REVIEW: Hot, Wet & Shaking

Hot, Wet & Shaking by Kayleigh Trace is an autobiography about discovering sexuality in a world that often tells us how it should look.

I’m a huge fan of local writing. However, many local books tend to focus on pirates, ghosts, or the Halifax Explosion. While these are all worthy topics, sometimes you have to expand your horizons… or at least delve into areas often avoided in polite company.

I picked up Hot, Wet & Shaking at Venus Envy over the summer. Seems reasonable they would keep it in stock because

a) half the store is made up of books and
b) the author is an employee.

It was pretty awesome to buy the author’s book while she was working, although I felt it would have been weird to ask her to sign it. Of course, it seems more weird NOT to have asked and now be writing about it.

First off, I do judge books by their covers. Invisible Publishing did an amazing job packaging this book, from the typography to the graphic design. The front cover appears to be plastered with toothed vulvae* and the bright colours capture your attention long before you dig into the words. Most people probably don’t care about fonts, so I won’t begin raving about the typography. You’re probably wondering what the book is about, and talking about the font isn’t going to get you closer to that objective.

So what is it about? It’s about discovering orgasms while, ironically enough, becoming a sexual health educator. It’s about the East Coast. It’s about coming of age as a disabled person in an able-bodied world.

Let’s just say a lot happens in this tiny little volume.

Hot, Wet & Shaking is laugh-out-loud funny in some parts, incredibly touching in others (pun partially intended). This combination is bound to happen when you talk about early sexual experiences (which often go astray and may or may not involve teeth, plums, and unintentional golden showers) with the added elements of disability and queerness that complicate growing up in an ableist, heterosexist society.

The book contains numerous bits including how to

  • teach sexual health with the contents of a fruit basket
  • publish an erotic short story on your personal blog while forgetting your family reads it (grandmother included)
  • have an abortion in Nova Scotia (this section brought me to tears, especially when I read about the kindness of the nurse during the procedure)
  • fight back against catcalling men who seem to think your bicycle and your body should be the object of ridicule
  • sell a sex toy to a widower (which may or may not help her arthritis)
  • NOT try vaginal stimulation gel before driving to work

Trace’s book is like a talk with an old friend you can share anything with (or the kind of friend who is willing to instruct you in the skills of coitus and give you your first box of condoms). These conversations remind you human relationships and sex do not always go as planned, and that’s okay.
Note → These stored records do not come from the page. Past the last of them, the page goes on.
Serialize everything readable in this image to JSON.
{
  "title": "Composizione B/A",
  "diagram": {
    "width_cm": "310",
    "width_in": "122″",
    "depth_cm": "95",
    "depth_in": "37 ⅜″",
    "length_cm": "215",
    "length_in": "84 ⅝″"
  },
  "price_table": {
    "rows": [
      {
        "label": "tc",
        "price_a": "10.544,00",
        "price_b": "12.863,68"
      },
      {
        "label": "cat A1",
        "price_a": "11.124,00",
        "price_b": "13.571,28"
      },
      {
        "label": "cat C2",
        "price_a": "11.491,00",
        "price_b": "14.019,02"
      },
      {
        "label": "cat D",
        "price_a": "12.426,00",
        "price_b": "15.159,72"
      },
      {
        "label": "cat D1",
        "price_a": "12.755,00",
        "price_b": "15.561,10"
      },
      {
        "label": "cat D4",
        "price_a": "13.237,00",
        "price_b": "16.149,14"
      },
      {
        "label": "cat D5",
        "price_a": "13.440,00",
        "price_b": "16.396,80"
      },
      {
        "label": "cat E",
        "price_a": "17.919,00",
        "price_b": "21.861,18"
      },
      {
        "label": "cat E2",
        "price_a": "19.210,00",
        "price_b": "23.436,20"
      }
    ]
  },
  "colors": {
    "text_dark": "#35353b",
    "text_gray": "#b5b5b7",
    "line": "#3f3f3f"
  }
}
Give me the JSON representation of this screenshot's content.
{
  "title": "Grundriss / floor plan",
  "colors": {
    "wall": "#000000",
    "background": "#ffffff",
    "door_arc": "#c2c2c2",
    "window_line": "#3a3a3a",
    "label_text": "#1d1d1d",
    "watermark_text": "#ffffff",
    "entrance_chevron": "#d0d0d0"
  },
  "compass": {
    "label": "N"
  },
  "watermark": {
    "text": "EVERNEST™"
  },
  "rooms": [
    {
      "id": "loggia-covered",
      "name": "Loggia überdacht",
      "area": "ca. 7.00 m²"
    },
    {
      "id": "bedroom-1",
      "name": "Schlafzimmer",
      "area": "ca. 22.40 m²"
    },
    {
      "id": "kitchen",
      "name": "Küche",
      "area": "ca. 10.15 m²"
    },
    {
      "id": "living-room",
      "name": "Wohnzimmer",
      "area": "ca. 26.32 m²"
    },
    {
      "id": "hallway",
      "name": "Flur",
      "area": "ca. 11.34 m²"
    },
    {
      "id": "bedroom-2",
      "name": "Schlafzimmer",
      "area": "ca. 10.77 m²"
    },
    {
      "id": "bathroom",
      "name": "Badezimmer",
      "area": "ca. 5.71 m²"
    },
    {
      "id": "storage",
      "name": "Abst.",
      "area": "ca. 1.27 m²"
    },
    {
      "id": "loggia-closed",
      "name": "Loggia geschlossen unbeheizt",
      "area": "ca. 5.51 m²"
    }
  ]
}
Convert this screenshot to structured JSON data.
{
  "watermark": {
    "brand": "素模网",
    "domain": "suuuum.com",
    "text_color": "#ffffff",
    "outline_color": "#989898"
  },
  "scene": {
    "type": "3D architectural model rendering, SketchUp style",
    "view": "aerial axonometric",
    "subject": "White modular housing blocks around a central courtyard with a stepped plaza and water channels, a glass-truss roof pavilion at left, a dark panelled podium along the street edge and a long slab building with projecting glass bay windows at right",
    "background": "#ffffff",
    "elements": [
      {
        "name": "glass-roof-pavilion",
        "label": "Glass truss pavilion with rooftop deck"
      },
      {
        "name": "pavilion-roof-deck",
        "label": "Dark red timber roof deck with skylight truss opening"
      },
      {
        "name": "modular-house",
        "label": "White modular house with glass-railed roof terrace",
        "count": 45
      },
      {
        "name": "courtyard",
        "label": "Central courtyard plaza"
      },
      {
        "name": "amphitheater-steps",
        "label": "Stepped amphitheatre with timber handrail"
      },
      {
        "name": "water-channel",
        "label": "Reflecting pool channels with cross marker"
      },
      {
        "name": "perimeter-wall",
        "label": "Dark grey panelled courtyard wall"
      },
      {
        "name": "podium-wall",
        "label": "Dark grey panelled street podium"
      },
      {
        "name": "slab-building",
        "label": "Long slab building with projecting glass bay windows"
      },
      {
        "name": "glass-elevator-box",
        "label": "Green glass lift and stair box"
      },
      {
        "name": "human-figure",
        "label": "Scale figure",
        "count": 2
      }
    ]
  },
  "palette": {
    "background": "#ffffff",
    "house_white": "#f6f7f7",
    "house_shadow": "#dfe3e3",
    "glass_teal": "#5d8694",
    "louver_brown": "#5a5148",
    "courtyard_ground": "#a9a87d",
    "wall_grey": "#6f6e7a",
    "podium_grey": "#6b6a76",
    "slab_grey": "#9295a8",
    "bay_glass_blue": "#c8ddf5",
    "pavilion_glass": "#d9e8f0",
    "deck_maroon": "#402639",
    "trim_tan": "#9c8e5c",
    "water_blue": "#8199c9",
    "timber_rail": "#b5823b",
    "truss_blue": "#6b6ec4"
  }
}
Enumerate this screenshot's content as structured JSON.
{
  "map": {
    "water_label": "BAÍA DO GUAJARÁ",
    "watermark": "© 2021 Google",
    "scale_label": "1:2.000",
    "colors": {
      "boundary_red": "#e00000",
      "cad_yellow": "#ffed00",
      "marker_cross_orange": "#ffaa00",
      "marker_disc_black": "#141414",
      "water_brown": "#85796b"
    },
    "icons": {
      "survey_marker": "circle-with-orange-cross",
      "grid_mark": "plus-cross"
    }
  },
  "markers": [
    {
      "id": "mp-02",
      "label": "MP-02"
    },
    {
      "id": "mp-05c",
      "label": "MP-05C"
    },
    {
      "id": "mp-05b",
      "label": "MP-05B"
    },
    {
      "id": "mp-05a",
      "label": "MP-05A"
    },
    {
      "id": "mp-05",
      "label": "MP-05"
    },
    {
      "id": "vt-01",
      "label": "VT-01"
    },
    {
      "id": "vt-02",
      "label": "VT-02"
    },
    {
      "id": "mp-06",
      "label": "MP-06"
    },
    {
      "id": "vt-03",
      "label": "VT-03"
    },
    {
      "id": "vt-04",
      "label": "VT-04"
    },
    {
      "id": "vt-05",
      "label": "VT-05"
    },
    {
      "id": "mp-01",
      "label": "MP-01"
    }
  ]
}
Finally, as a fellow sex educator, I nod my head knowingly about how some of us end up here, surrounded by wooden penises and thousands of condoms, wondering,How the heck did this happen?

If you’d like to read a great local book that isn’t about coal mining or privateers, I highly recommend this one.

Just go to the bookstore and look for bright pink toothy vulvae.* You can’t miss them.

* I’ve always used the word vulvas for the plural of vulva. For a long time, I ignored the red lines that indicated spell check had a problem with my spelling because spell check usually cries wolf. Finally, I looked up vulva to find the proper plural form is actually vulvae. Either I’m a terrible sexual health educator, or, as a society, we continue to struggle with calling vulvae their proper names (and not just vaginas). I don’t think anyone has ever had trouble with the pluralization of penises. But I digress.